Forum Moderators: Robert Charlton & goodroi
I understand that those informations are not enought to help me, but since I can't understand at all why this happened I really can't tell much else.
Mmmhhh..... help? Would be appreciated :)
In 500+ pages, I know I have 13 pages that are linked in two different ways inside the site. This is an issue of the CMS I am using (Joomla), but I know about other sites using the same CMS and no big Google index problems.
Since I noticed I had some probles with google, I tried to solve this possible duplicated content problem by banning duplicate URLs on my robots.txt
So I had the same page linked both as [---------.com...] and [---------.com...] and put on robots.txt a Disallow on the second URL.
After a week I removed the rules because I understood it would be better to put in act a 301 redirect, wich I still have to do.
Anyway I had the indexing problem before even touching my robots.txt
Another potential duplicate content problem could be that my homepage and my RSS feed, both indexed, looks very similar. I suppose anyway that google can recognize that they are different things.

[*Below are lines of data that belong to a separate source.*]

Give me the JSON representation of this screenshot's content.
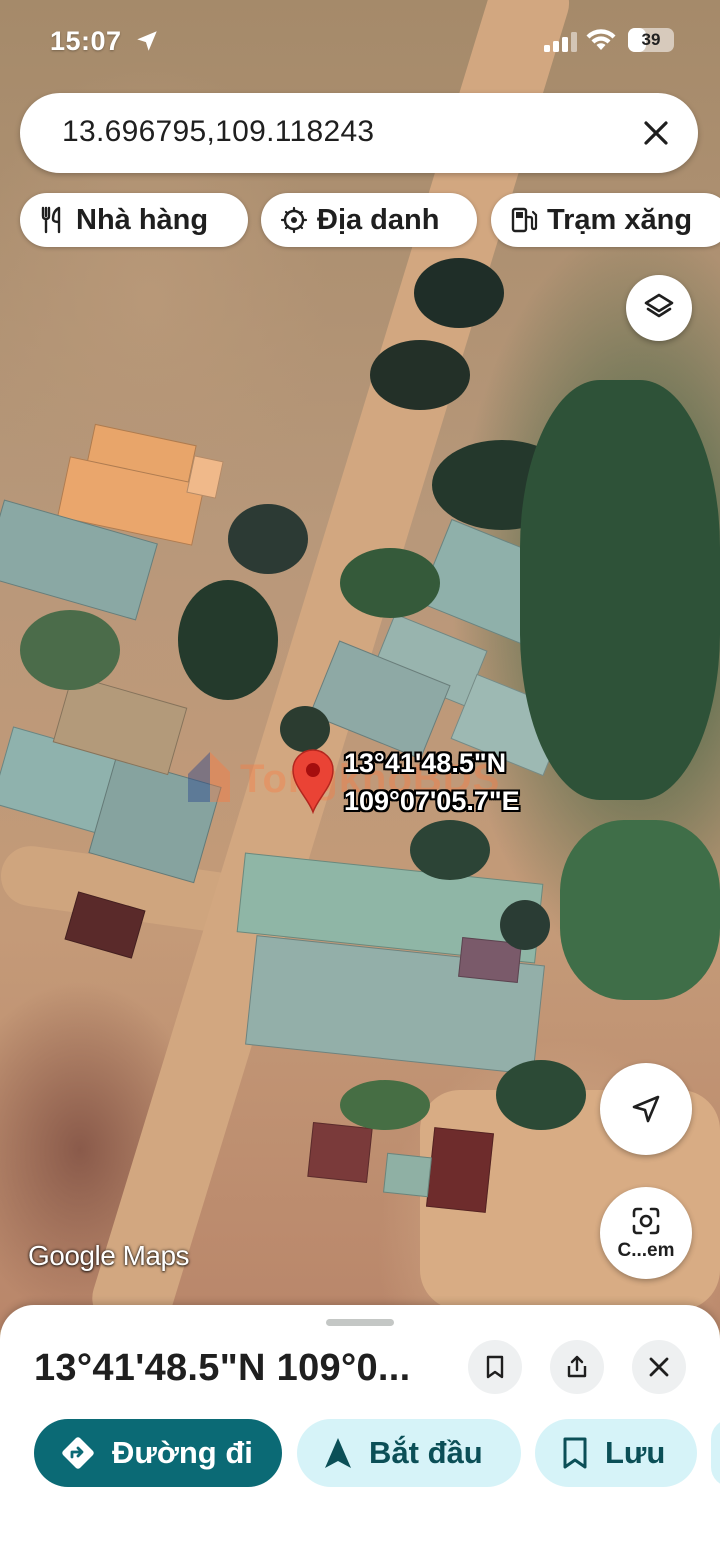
{
  "status_bar": {
    "time": "15:07",
    "battery_level": "39"
  },
  "search": {
    "query": "13.696795,109.118243",
    "clear_icon": "close-icon"
  },
  "chips": [
    {
      "label": "Nhà hàng",
      "icon": "restaurant-icon"
    },
    {
      "label": "Địa danh",
      "icon": "landmark-icon"
    },
    {
      "label": "Trạm xăng",
      "icon": "gas-station-icon"
    }
  ],
  "map": {
    "pin_label_lat": "13°41'48.5\"N",
    "pin_label_lng": "109°07'05.7\"E",
    "watermark": "TongkhoBDS",
    "attribution": "Google Maps",
    "camera_label": "C...em"
  },
  "sheet": {
    "title": "13°41'48.5\"N 109°0...",
    "actions": {
      "directions": "Đường đi",
      "start": "Bắt đầu",
      "save": "Lưu"
    }
  },
  "colors": {
    "primary": "#0b6a75",
    "secondary_bg": "#d6f3f8",
    "pin_red": "#ea4335"
  }
}
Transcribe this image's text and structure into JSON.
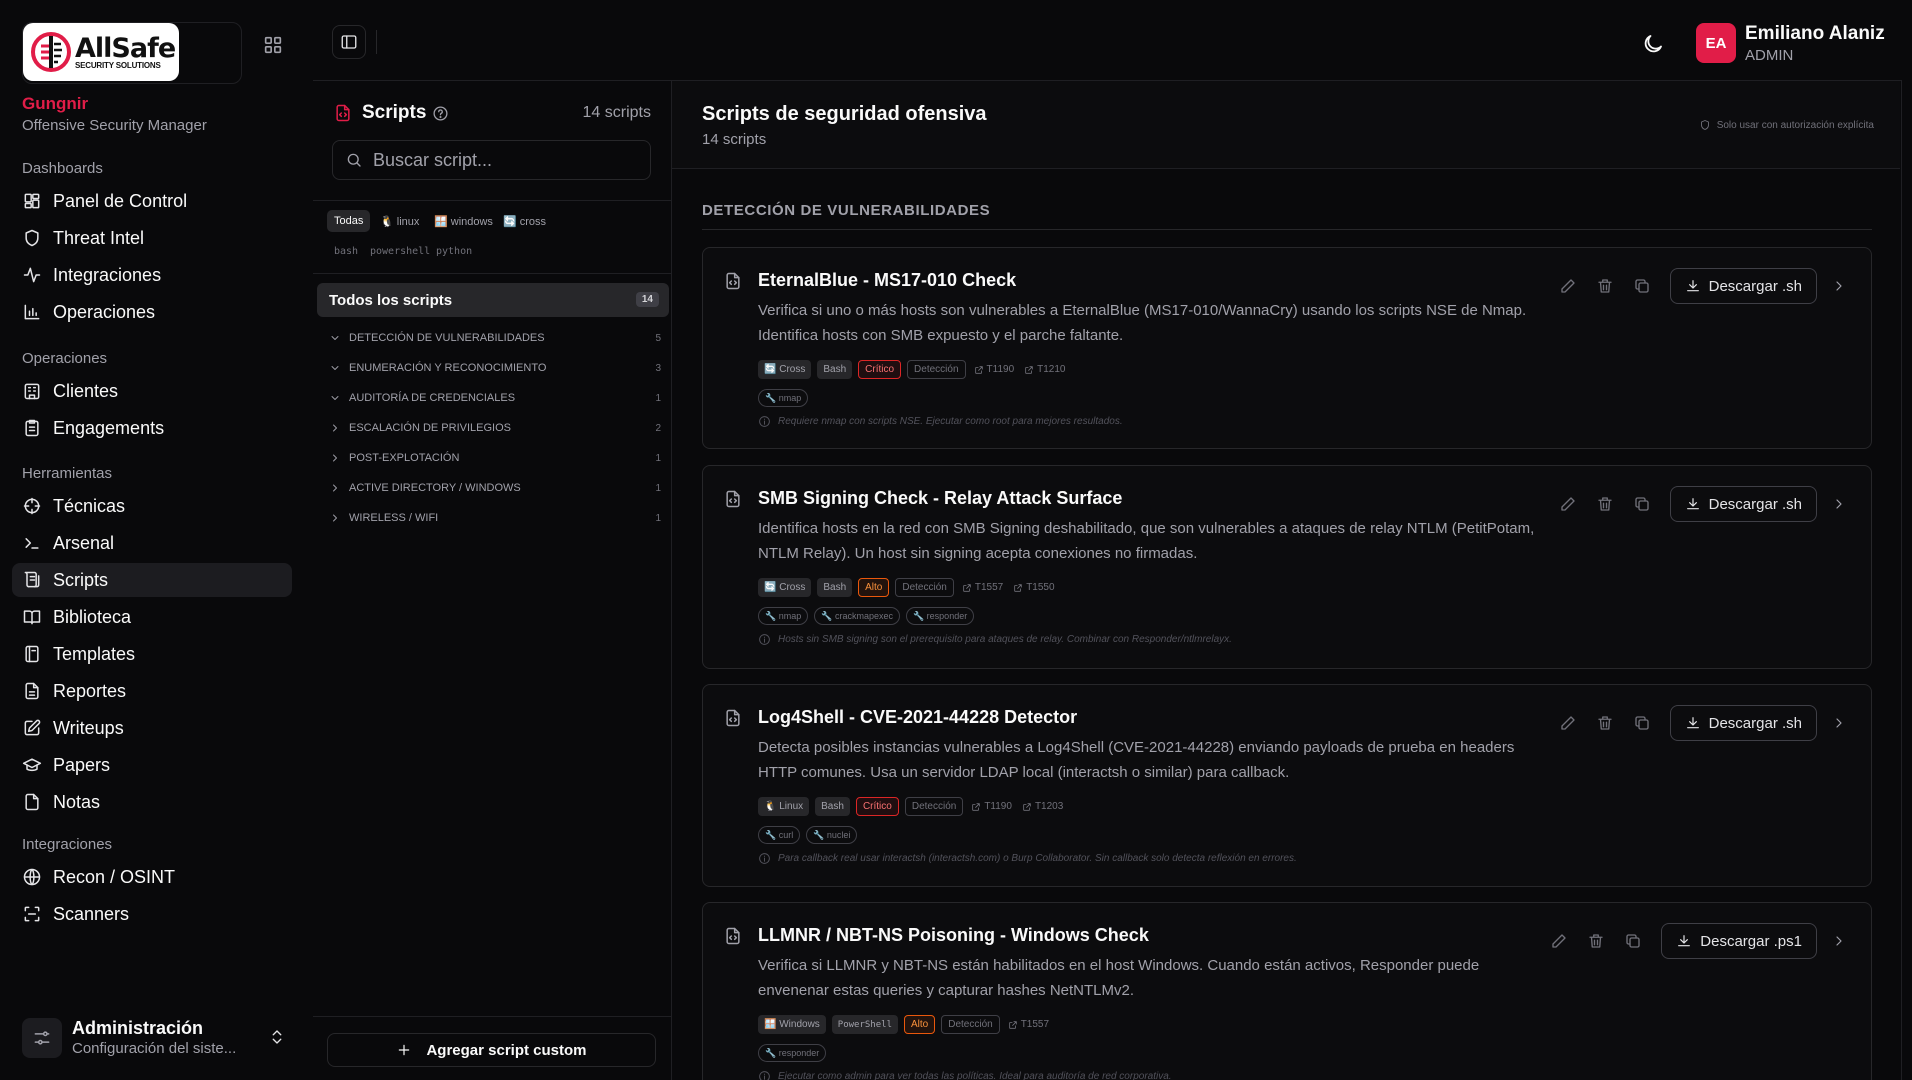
{
  "sidebar": {
    "logo": {
      "name": "AllSafe",
      "sub": "SECURITY SOLUTIONS"
    },
    "brand_title": "Gungnir",
    "brand_sub": "Offensive Security Manager",
    "sections": [
      {
        "label": "Dashboards",
        "items": [
          {
            "label": "Panel de Control",
            "icon": "dashboard-icon"
          },
          {
            "label": "Threat Intel",
            "icon": "shield-icon"
          },
          {
            "label": "Integraciones",
            "icon": "activity-icon"
          },
          {
            "label": "Operaciones",
            "icon": "bar-chart-icon"
          }
        ]
      },
      {
        "label": "Operaciones",
        "items": [
          {
            "label": "Clientes",
            "icon": "building-icon"
          },
          {
            "label": "Engagements",
            "icon": "clipboard-icon"
          }
        ]
      },
      {
        "label": "Herramientas",
        "items": [
          {
            "label": "Técnicas",
            "icon": "crosshair-icon"
          },
          {
            "label": "Arsenal",
            "icon": "terminal-icon"
          },
          {
            "label": "Scripts",
            "icon": "scroll-icon"
          },
          {
            "label": "Biblioteca",
            "icon": "book-open-icon"
          },
          {
            "label": "Templates",
            "icon": "notebook-icon"
          },
          {
            "label": "Reportes",
            "icon": "file-text-icon"
          },
          {
            "label": "Writeups",
            "icon": "edit-icon"
          },
          {
            "label": "Papers",
            "icon": "graduation-cap-icon"
          },
          {
            "label": "Notas",
            "icon": "file-icon"
          }
        ]
      },
      {
        "label": "Integraciones",
        "items": [
          {
            "label": "Recon / OSINT",
            "icon": "globe-icon"
          },
          {
            "label": "Scanners",
            "icon": "scan-icon"
          }
        ]
      }
    ],
    "active_item": "Scripts",
    "admin": {
      "title": "Administración",
      "sub": "Configuración del siste..."
    }
  },
  "topbar": {
    "user": {
      "initials": "EA",
      "name": "Emiliano Alaniz",
      "role": "ADMIN"
    },
    "avatar_color": "#e11d48"
  },
  "scripts_panel": {
    "title": "Scripts",
    "count": "14 scripts",
    "search_placeholder": "Buscar script...",
    "platform_filters": [
      {
        "label": "Todas",
        "active": true
      },
      {
        "label": "🐧 linux",
        "active": false
      },
      {
        "label": "🪟 windows",
        "active": false
      },
      {
        "label": "🔄 cross",
        "active": false
      }
    ],
    "language_filters": [
      "bash",
      "powershell",
      "python"
    ],
    "all_scripts": {
      "label": "Todos los scripts",
      "count": "14"
    },
    "categories": [
      {
        "label": "Detección de vulnerabilidades",
        "count": "5",
        "expanded": true
      },
      {
        "label": "Enumeración y reconocimiento",
        "count": "3",
        "expanded": true
      },
      {
        "label": "Auditoría de credenciales",
        "count": "1",
        "expanded": true
      },
      {
        "label": "Escalación de privilegios",
        "count": "2",
        "expanded": false
      },
      {
        "label": "Post-explotación",
        "count": "1",
        "expanded": false
      },
      {
        "label": "Active Directory / Windows",
        "count": "1",
        "expanded": false
      },
      {
        "label": "Wireless / WiFi",
        "count": "1",
        "expanded": false
      }
    ],
    "add_button": "Agregar script custom"
  },
  "main": {
    "title": "Scripts de seguridad ofensiva",
    "subtitle": "14 scripts",
    "auth_note": "Solo usar con autorización explícita",
    "group_title": "Detección de vulnerabilidades",
    "cards": [
      {
        "title": "EternalBlue - MS17-010 Check",
        "desc": "Verifica si uno o más hosts son vulnerables a EternalBlue (MS17-010/WannaCry) usando los scripts NSE de Nmap. Identifica hosts con SMB expuesto y el parche faltante.",
        "platform": "🔄 Cross",
        "lang": "Bash",
        "lang_mono": false,
        "severity": "Crítico",
        "severity_level": "critico",
        "category": "Detección",
        "mitre": [
          "T1190",
          "T1210"
        ],
        "tools": [
          "🔧 nmap"
        ],
        "note": "Requiere nmap con scripts NSE. Ejecutar como root para mejores resultados.",
        "download": "Descargar .sh"
      },
      {
        "title": "SMB Signing Check - Relay Attack Surface",
        "desc": "Identifica hosts en la red con SMB Signing deshabilitado, que son vulnerables a ataques de relay NTLM (PetitPotam, NTLM Relay). Un host sin signing acepta conexiones no firmadas.",
        "platform": "🔄 Cross",
        "lang": "Bash",
        "lang_mono": false,
        "severity": "Alto",
        "severity_level": "alto",
        "category": "Detección",
        "mitre": [
          "T1557",
          "T1550"
        ],
        "tools": [
          "🔧 nmap",
          "🔧 crackmapexec",
          "🔧 responder"
        ],
        "note": "Hosts sin SMB signing son el prerequisito para ataques de relay. Combinar con Responder/ntlmrelayx.",
        "download": "Descargar .sh"
      },
      {
        "title": "Log4Shell - CVE-2021-44228 Detector",
        "desc": "Detecta posibles instancias vulnerables a Log4Shell (CVE-2021-44228) enviando payloads de prueba en headers HTTP comunes. Usa un servidor LDAP local (interactsh o similar) para callback.",
        "platform": "🐧 Linux",
        "lang": "Bash",
        "lang_mono": false,
        "severity": "Crítico",
        "severity_level": "critico",
        "category": "Detección",
        "mitre": [
          "T1190",
          "T1203"
        ],
        "tools": [
          "🔧 curl",
          "🔧 nuclei"
        ],
        "note": "Para callback real usar interactsh (interactsh.com) o Burp Collaborator. Sin callback solo detecta reflexión en errores.",
        "download": "Descargar .sh"
      },
      {
        "title": "LLMNR / NBT-NS Poisoning - Windows Check",
        "desc": "Verifica si LLMNR y NBT-NS están habilitados en el host Windows. Cuando están activos, Responder puede envenenar estas queries y capturar hashes NetNTLMv2.",
        "platform": "🪟 Windows",
        "lang": "PowerShell",
        "lang_mono": true,
        "severity": "Alto",
        "severity_level": "alto",
        "category": "Detección",
        "mitre": [
          "T1557"
        ],
        "tools": [
          "🔧 responder"
        ],
        "note": "Ejecutar como admin para ver todas las políticas. Ideal para auditoría de red corporativa.",
        "download": "Descargar .ps1"
      }
    ]
  }
}
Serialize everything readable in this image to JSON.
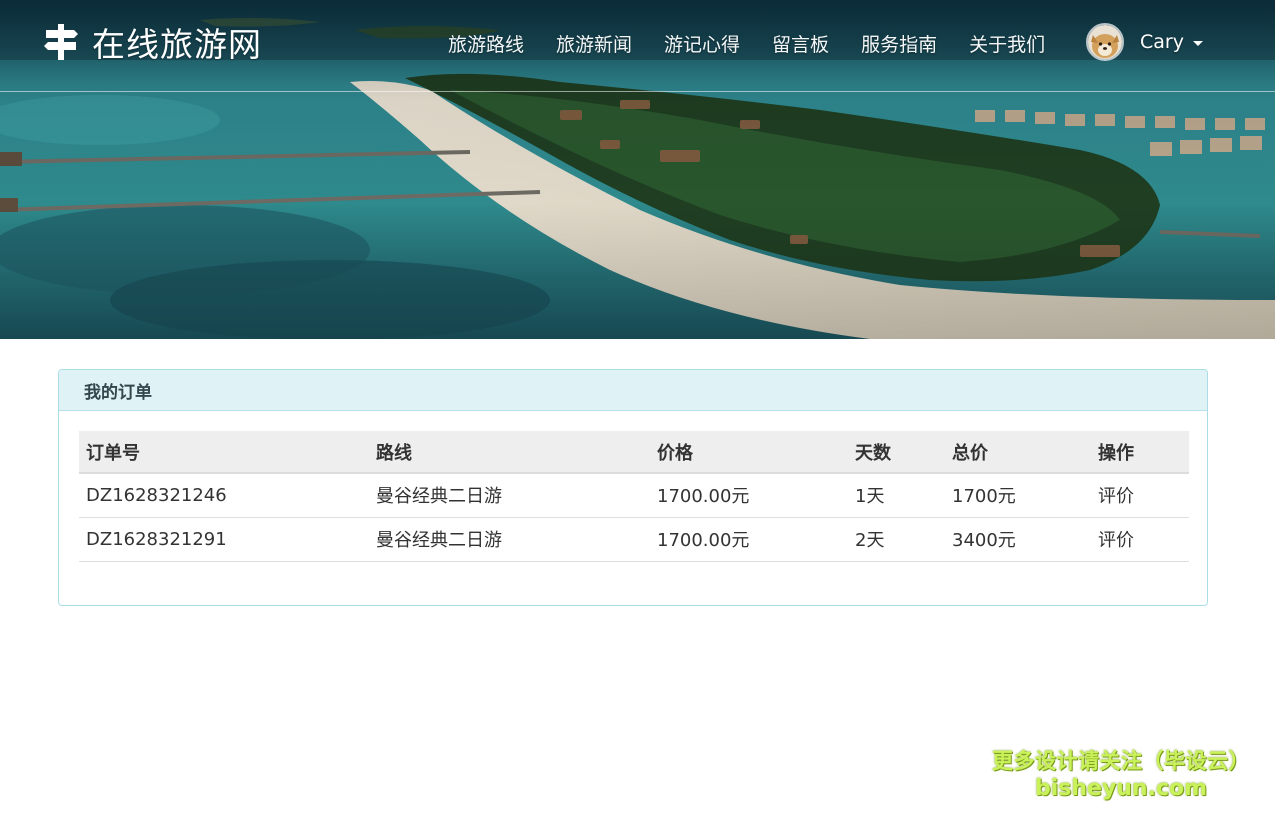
{
  "site": {
    "brand": "在线旅游网",
    "brand_icon": "signpost-icon"
  },
  "nav": {
    "items": [
      {
        "label": "旅游路线"
      },
      {
        "label": "旅游新闻"
      },
      {
        "label": "游记心得"
      },
      {
        "label": "留言板"
      },
      {
        "label": "服务指南"
      },
      {
        "label": "关于我们"
      }
    ]
  },
  "user": {
    "name": "Cary",
    "avatar": "dog-avatar",
    "dropdown_icon": "caret-down-icon"
  },
  "orders_panel": {
    "title": "我的订单",
    "columns": [
      "订单号",
      "路线",
      "价格",
      "天数",
      "总价",
      "操作"
    ],
    "rows": [
      {
        "order_no": "DZ1628321246",
        "route": "曼谷经典二日游",
        "price": "1700.00元",
        "days": "1天",
        "total": "1700元",
        "action": "评价"
      },
      {
        "order_no": "DZ1628321291",
        "route": "曼谷经典二日游",
        "price": "1700.00元",
        "days": "2天",
        "total": "3400元",
        "action": "评价"
      }
    ]
  },
  "watermark": {
    "line1": "更多设计请关注（毕设云）",
    "line2": "bisheyun.com"
  },
  "colors": {
    "panel_border": "#a9dde6",
    "panel_heading_bg": "#dff2f5",
    "table_header_bg": "#eeeeee",
    "watermark": "#c9f25a"
  }
}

Another note, maybe important, on my homepage I currently have 4 outbound external links and 57 internals. Sometimes I could even have less externals.
I have a bunch of inbound links pointing everywhere on my site and no link exchange.
Of course if someone wants to give a look at my website just send me an email.
[edited by: ichthyous at 9:34 pm (utc) on June 1, 2006]
The only thing I see is the cache dates go back to July of 2005 like some people have mentioned. Basically it seems like anything I turned out since August 2005 has gone supplemental.
1. At one time your pages were indexed and since Google has changed it aglo they no longer rate being in the active index. If you don't change anything these supplemental pages will eventually go away.
2. The reason the pages were changed in status from actively indexed to supplemental is because your site's real page rank is too low for the distance (the number of clicks) these pages are away from your home page for Google new algo.
3. If you want to change this, either increase your page rank or reduce the number of clicks away from the home page.
4. Or you can wait for Google to change their algo. They do it constantly and I'm sure they will do it again.
Make sure that the response code for HTTP/1.1 accesses to non-www really is 301. Use WebBug, or similar, to check it.
Run Xenu LinkSleuth over the site and make sure that all internal links always point to www pages. Make sure that there are no links to any non-www URLs anywhere within the site.
The non-www pages may well take several years to drop out of the index, but don't worry about that. They are already marked as being Supplemental and are not causing any problems to you. If they ever appear in search results, then visitors will be redirected to the correct www page automatically by your redirect. That is what you want to happen.
My internal pages do not link to wwww.mysite.com/internalpages.html.. It links to to /internalpages.html, (w/o the domain name) could that be a problem?
1st) 791 in index, down from +/- 1600 and still dropping. all but 1st 13 return supplemental on site:
2) 73 in index. all supplemental but main page.
the 1st, 4 years old, the 2nd 1 year+ old.
301s in place, don't have that problem, xenu run and ok, use that to assist generate site maps.
these are obviously very small sites vis. sites being run by the folks here. however, up until about last September, the 1,600 page site was getting about 6,000 googlebot hits a month. currently just 500 a month with more pages on site. all original content.
Our site has lots of text links on the home page. We have site map as well.
The site was designed with lots of text links for the crawlers to get through easily..
However, we currently have load of supplemental results and very few indexed pages..
So, again is thier a way I can check if the Google bots are having trouble crawling our site?
I guess its because of duplicate content
well, i guess anything google these days is possible, but if it's duplicate content i cannot imagine where it's coming from. it's all original content. it's a small 1 man site that sells books. some terms naturally may occur in more than one listing on a page, such as "page" or "history" or whatever. the only duplication i can possibly see is the info on the "product detail" page for 1 product is also in the listing pages of 10 items per page.